The first step to motivate children is to change their mindset. How can we get children into this “working/learning” mindset? First and foremost, it may be ideal not to refer to homework as a job. The word “job” often implies that homework will be all work and no fun. Sometimes we might find ourselves as parents saying, “you cannot play until you finish your homework.” However, we also imply that homework cannot be enjoyable by saying this.

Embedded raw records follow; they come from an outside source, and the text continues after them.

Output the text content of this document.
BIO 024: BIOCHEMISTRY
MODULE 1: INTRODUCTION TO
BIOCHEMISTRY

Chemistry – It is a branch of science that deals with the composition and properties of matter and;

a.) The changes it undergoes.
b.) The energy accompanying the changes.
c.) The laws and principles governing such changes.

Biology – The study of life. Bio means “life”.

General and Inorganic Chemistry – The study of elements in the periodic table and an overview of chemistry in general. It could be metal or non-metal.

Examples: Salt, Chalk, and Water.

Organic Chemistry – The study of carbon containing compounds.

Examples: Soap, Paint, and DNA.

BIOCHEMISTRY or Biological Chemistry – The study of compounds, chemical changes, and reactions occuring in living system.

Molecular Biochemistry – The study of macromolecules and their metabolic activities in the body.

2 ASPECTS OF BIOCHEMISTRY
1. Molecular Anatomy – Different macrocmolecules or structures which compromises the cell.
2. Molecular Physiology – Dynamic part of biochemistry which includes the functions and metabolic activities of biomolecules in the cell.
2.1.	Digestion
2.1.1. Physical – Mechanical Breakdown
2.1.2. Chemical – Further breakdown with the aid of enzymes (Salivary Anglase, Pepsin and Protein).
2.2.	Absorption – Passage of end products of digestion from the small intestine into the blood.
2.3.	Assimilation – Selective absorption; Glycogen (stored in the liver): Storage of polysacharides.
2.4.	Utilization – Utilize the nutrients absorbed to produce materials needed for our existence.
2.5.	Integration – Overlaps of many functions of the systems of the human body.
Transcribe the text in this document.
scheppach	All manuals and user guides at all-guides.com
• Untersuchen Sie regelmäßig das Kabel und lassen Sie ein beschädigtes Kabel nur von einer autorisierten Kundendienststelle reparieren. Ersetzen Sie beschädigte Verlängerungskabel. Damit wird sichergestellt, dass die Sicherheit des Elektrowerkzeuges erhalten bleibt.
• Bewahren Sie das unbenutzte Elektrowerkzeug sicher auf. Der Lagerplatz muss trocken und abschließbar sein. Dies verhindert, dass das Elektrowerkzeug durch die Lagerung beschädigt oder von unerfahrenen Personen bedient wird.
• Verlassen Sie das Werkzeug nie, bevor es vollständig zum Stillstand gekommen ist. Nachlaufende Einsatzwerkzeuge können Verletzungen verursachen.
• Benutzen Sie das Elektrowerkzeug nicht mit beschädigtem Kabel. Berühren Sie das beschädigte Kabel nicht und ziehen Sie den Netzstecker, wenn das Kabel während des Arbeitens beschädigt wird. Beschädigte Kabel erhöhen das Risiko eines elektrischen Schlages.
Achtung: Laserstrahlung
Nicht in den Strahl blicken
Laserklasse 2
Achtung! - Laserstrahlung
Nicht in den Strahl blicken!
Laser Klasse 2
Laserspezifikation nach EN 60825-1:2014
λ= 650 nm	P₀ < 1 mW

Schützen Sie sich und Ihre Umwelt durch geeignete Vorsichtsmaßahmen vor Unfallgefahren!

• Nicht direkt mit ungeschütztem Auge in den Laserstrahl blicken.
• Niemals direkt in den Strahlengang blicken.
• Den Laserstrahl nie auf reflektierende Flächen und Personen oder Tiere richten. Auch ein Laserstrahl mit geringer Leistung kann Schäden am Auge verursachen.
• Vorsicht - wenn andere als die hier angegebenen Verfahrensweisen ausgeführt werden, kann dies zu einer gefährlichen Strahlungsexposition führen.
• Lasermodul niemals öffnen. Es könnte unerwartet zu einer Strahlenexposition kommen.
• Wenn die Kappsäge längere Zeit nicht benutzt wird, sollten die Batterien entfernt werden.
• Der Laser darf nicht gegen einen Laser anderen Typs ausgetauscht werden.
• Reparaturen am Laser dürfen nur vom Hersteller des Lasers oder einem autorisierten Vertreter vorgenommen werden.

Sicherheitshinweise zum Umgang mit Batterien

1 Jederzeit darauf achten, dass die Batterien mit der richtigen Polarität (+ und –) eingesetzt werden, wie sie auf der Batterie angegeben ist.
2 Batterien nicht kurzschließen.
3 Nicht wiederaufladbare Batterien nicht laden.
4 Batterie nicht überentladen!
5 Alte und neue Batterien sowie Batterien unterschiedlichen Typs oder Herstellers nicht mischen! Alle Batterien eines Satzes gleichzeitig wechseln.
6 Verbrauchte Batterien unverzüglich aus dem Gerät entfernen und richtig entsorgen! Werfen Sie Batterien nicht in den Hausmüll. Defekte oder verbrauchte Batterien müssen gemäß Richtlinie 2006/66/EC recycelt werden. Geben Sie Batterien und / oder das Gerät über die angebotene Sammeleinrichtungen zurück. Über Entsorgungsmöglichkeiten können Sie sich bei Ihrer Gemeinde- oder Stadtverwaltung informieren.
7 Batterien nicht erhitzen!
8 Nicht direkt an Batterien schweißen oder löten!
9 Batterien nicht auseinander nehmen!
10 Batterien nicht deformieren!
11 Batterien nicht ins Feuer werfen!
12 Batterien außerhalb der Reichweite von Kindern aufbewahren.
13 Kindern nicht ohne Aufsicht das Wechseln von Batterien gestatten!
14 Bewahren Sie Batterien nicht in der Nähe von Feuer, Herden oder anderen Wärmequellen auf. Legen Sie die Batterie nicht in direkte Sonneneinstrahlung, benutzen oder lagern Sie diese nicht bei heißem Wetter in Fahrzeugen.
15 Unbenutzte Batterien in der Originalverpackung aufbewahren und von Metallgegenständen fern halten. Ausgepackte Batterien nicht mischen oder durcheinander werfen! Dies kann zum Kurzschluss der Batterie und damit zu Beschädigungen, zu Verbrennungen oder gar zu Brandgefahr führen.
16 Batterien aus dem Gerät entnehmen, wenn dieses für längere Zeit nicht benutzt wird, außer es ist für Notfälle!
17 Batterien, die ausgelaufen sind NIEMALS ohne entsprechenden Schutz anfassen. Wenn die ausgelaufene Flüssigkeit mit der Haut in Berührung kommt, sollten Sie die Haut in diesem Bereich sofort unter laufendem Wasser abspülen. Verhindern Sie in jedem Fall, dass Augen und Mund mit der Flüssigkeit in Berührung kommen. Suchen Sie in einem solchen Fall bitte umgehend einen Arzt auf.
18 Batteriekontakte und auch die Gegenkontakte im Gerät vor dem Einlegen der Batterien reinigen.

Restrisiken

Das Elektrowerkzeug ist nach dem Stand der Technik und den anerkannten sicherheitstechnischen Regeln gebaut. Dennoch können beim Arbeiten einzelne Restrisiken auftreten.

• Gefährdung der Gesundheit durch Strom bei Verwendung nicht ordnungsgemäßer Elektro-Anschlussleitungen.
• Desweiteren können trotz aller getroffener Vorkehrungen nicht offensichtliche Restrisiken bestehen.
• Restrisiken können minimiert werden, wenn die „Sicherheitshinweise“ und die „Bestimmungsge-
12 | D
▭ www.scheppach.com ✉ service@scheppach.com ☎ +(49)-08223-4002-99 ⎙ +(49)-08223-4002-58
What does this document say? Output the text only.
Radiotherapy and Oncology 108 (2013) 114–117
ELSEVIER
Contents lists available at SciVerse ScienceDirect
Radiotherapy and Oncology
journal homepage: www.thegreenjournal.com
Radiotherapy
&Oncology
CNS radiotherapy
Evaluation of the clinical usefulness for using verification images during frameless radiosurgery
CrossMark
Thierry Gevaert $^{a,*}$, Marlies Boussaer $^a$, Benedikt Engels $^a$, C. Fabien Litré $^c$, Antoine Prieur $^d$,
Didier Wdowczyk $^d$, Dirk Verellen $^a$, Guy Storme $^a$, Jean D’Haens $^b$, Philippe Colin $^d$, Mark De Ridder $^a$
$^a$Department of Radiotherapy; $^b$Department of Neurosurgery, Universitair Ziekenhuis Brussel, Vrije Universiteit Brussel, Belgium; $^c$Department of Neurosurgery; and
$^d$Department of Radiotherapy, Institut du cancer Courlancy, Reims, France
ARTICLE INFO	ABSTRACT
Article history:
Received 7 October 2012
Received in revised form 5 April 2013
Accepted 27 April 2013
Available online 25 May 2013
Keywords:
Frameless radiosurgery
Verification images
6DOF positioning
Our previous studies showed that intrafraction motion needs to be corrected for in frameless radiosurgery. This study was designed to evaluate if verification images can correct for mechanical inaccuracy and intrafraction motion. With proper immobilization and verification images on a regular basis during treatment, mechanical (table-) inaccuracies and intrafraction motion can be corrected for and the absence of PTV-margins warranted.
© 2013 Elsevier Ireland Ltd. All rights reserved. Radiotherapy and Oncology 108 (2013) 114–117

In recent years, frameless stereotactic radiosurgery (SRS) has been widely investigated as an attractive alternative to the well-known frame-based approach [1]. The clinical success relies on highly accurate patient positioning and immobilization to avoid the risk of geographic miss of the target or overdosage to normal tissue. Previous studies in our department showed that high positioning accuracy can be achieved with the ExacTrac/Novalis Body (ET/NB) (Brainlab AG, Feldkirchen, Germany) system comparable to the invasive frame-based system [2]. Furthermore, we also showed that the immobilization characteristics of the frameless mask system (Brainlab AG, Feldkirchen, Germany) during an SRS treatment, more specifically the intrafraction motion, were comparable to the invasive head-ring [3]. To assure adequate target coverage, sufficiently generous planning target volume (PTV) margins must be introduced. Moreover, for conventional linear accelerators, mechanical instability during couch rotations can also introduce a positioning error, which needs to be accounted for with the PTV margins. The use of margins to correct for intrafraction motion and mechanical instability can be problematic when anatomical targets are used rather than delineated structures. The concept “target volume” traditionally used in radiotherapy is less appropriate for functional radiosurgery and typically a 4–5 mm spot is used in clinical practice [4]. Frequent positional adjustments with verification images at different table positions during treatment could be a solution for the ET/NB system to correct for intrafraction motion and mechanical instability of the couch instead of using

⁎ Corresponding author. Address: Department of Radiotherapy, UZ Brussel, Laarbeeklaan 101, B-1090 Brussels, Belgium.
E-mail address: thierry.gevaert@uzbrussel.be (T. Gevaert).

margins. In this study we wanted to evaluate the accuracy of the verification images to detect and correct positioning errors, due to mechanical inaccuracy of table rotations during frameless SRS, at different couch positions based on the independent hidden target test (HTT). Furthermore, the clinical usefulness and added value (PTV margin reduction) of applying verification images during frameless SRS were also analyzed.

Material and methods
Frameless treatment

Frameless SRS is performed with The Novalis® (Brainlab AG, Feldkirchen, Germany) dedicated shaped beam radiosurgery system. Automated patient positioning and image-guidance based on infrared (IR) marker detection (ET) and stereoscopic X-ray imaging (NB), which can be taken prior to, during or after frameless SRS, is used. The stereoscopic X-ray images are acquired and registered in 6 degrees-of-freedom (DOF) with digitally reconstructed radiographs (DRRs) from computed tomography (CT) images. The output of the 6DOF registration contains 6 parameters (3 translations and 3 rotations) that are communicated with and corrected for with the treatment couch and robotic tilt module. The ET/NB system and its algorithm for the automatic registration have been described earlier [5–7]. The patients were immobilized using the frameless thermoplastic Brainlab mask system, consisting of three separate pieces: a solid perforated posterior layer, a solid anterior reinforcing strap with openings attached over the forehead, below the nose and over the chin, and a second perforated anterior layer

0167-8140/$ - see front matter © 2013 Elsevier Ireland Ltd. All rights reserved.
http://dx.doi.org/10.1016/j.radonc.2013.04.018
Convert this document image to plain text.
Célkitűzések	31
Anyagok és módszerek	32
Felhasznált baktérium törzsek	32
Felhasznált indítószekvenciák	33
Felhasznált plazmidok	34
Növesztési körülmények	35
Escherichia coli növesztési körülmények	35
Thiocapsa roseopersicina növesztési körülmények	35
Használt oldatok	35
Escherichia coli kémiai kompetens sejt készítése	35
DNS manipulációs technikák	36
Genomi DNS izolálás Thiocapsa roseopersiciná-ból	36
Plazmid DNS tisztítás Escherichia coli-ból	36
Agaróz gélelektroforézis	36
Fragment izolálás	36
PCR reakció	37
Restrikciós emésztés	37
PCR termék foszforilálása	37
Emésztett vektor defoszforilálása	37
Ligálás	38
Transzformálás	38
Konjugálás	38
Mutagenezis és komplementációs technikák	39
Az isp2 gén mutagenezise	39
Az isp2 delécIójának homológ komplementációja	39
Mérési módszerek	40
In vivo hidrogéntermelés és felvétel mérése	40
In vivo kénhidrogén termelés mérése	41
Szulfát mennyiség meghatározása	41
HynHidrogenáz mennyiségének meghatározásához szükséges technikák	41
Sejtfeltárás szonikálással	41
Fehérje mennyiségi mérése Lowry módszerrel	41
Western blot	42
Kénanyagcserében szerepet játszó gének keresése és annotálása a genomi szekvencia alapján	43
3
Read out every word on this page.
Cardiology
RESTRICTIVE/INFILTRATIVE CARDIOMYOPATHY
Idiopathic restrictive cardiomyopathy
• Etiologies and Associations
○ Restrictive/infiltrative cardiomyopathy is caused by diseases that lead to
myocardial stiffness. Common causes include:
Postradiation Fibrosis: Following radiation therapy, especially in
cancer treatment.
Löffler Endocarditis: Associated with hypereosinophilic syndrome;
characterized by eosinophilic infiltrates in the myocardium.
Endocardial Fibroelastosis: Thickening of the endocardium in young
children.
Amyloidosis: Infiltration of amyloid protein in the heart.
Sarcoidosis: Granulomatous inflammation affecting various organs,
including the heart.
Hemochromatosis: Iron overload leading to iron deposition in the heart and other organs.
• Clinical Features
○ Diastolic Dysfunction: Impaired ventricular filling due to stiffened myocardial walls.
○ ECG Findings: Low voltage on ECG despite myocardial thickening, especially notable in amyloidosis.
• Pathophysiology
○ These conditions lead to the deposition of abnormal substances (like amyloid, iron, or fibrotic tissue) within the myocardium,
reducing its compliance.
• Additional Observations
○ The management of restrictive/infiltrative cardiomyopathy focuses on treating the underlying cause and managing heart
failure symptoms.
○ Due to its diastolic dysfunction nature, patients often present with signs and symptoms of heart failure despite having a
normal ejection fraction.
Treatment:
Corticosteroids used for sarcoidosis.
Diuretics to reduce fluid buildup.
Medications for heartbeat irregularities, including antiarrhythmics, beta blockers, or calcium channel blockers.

Depending on children’s age and developmental level, creating a homework routine and a visual schedule could be beneficial. According to an article written by Peg Dawson on “How to make homework go more smoothly,” the establishment of daily routines helps make homework go more smoothly. This “sense of order” can be applied to children later in life.
Creating a Homework Zone
Going back to getting children into that learning mindset, let’s create a homework zone with limited distractions. Preferably let children choose where they want to do their homework or give them two or three options to choose. We can also give children the power to choose what they would like to use in their homework zone—for example, certain supplies, pencils, pens, colored markers, etc.
After establishing a homework routine and homework zone, you may wonder, how can parents become involved and interested in their homework? As parents, we want to be involved in helping our children, but we also want children to take and feel responsible for their own learning. Research suggests that parents should help their children see homework as an opportunity to learn rather than perform. Parents can help children complete their homework by incorporating praise and encouragement to their children. Praising and encouragement also help create a positive learning environment for children at home
Creating a Strategy
Creating strategies for homework sessions is also essential with the routine, homework zone, and involvement. Some days, children may have lengthier assignments than others. With considering that information, which assignment do they want to complete first? Strategizing, in this case, also instills the development of organizational skills. Parents should also keep in touch with children’s teachers throughout the school year to be aware of progress or areas where they may be struggling. While keeping in touch with teachers, we also want to encourage children to reach out to teachers if they need extra help or other resources.
Overall, the strategies and opportunities we discussed ensure that homework time is productive yet successful. Here is a brochure with homework tips for parents. It includes different types of homework, how parents can help with homework, and general tips for parents, as mentioned before. I hope these strategies are helpful and guide your children to make homework time more enjoyable for both you and your children.